Companies that cater to that desire for self-fulfillment--at an affordable price--can thrive no matter what the economic climate. The key is to stay fresh and relevant: after all, you must show that you can think as creatively as your customers.
One such success story is iLoveToCreate, a Duncan Enterprises Company based in Fresno, Calif. Founded in 1946 and still owned and operated by the same family, the company continues to expand its product selection thanks to targeted research into customer needs and expectations.
"We have experienced substantial sales growth for the past four years," says Valerie Marderosian, iLoveToCreate's chief creative office and senior vice president of sales and marketing. "Prior to the economic downturn, our specific product categories were growing steadily, but growth the last four years has been significant across each of our brands."

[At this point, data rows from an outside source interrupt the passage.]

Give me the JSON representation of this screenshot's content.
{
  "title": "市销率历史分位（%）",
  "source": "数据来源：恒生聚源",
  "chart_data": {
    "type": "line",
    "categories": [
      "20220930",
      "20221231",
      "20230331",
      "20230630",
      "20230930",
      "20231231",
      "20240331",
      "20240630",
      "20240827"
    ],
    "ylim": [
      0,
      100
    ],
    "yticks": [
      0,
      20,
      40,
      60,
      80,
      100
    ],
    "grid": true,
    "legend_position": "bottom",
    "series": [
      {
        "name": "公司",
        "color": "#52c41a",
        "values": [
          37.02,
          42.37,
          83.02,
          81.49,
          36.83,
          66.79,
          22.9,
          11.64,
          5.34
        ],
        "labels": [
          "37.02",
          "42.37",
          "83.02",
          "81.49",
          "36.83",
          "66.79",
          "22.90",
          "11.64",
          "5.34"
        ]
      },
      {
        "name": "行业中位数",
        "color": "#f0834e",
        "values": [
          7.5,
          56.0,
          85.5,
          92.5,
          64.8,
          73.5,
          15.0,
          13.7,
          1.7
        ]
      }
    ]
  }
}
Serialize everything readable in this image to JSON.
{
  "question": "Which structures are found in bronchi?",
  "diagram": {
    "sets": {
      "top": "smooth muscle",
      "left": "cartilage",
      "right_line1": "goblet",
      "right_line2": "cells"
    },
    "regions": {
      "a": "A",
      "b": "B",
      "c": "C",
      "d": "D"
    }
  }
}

One way the company has stayed ahead is by keeping up with trends in DIY fashion. Their fabric paints and markers--sold under brand names including Tulip, Puffy and Scribbles--appeal to kids and teens who want to put their own twist on T-shirts, hats and jeans.

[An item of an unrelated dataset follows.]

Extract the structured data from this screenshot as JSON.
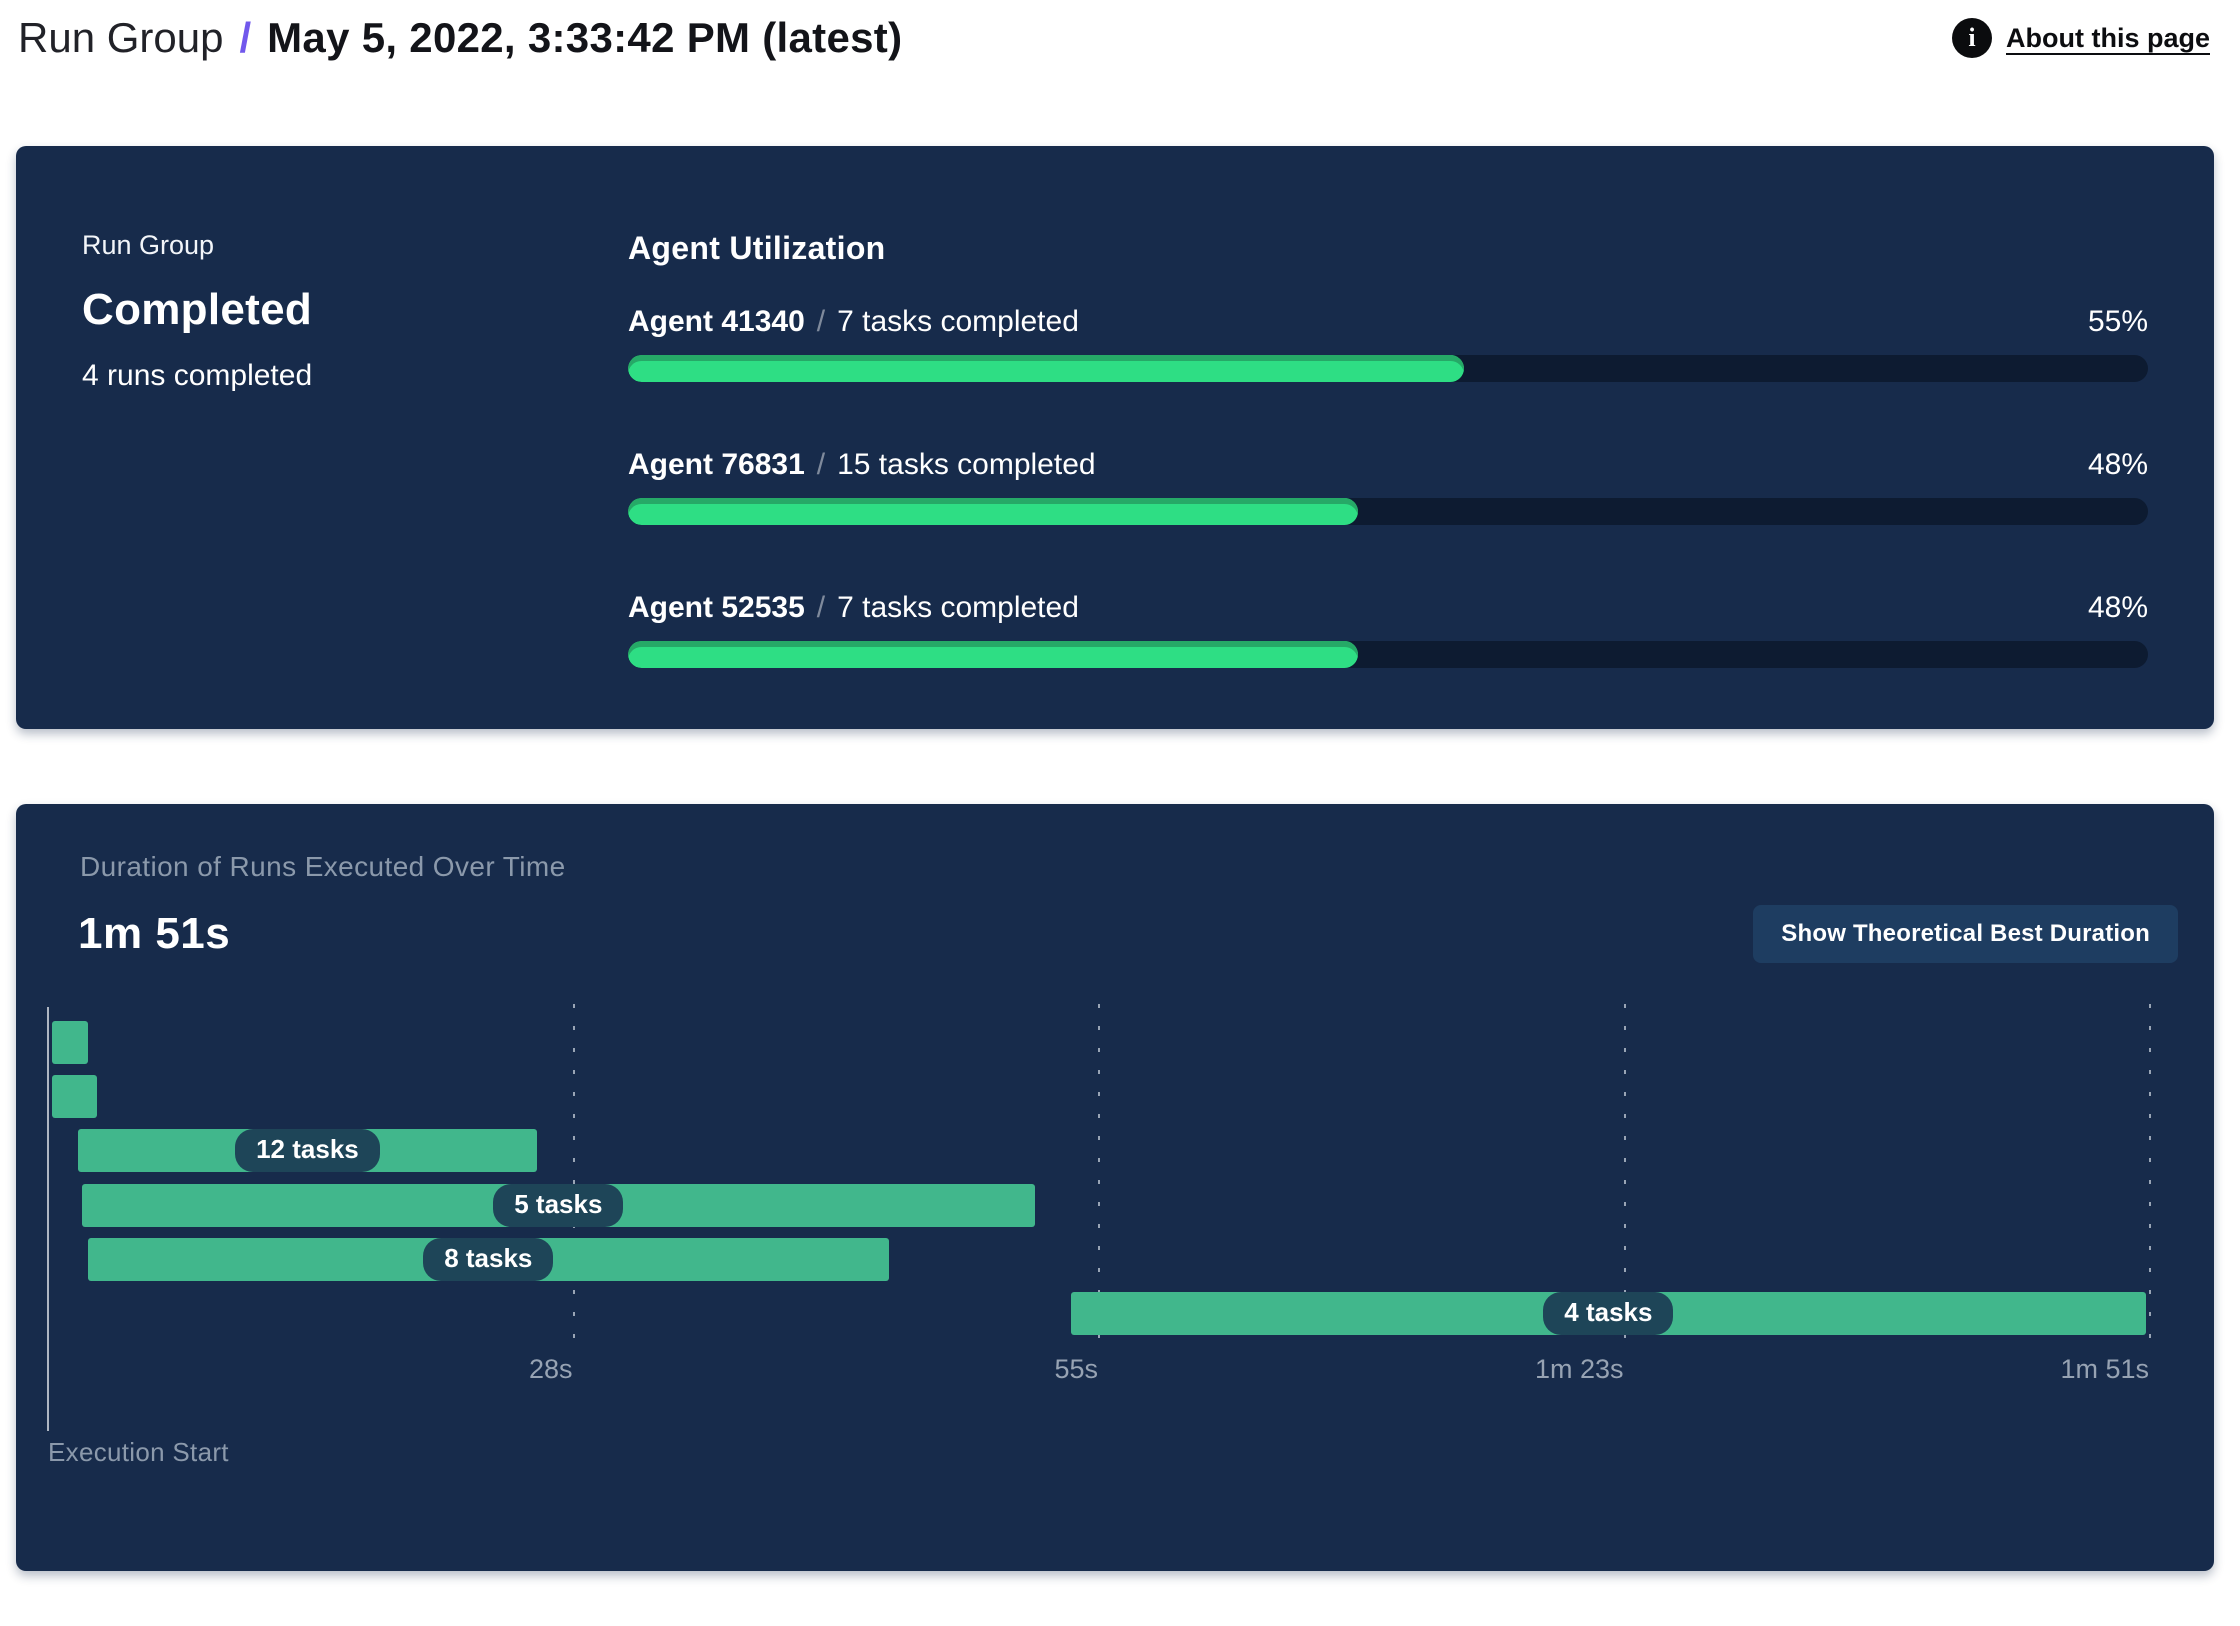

"We track trends very closely, especially those in fashion and home décor," says Marderosian. "Tie-dye has been very prominent on fashion runways around the world for several years, and our Tulip One-Step Tie-Dye program has experienced substantial growth year after year. Neon colors in fashion are an unquestionable trend right now and those colors are selling ridiculously fast."
The company's own self-image has been a key aspect in its continuing success: iLoveToCreate positions itself as selling creativity, not crafts. "We've heard from so many consumers that creativity has helped them heal emotionally and physically," says Marderosian. "It's not always about what you end up with, but rather the experience of using paint and glitter and glue to express your emotion. Creativity really is a powerful force."
Numerous other craft-oriented companies have made the same connection between their products and their customers. They're not just selling paints and beads, they're selling self-fulfillment--and Americans are buying.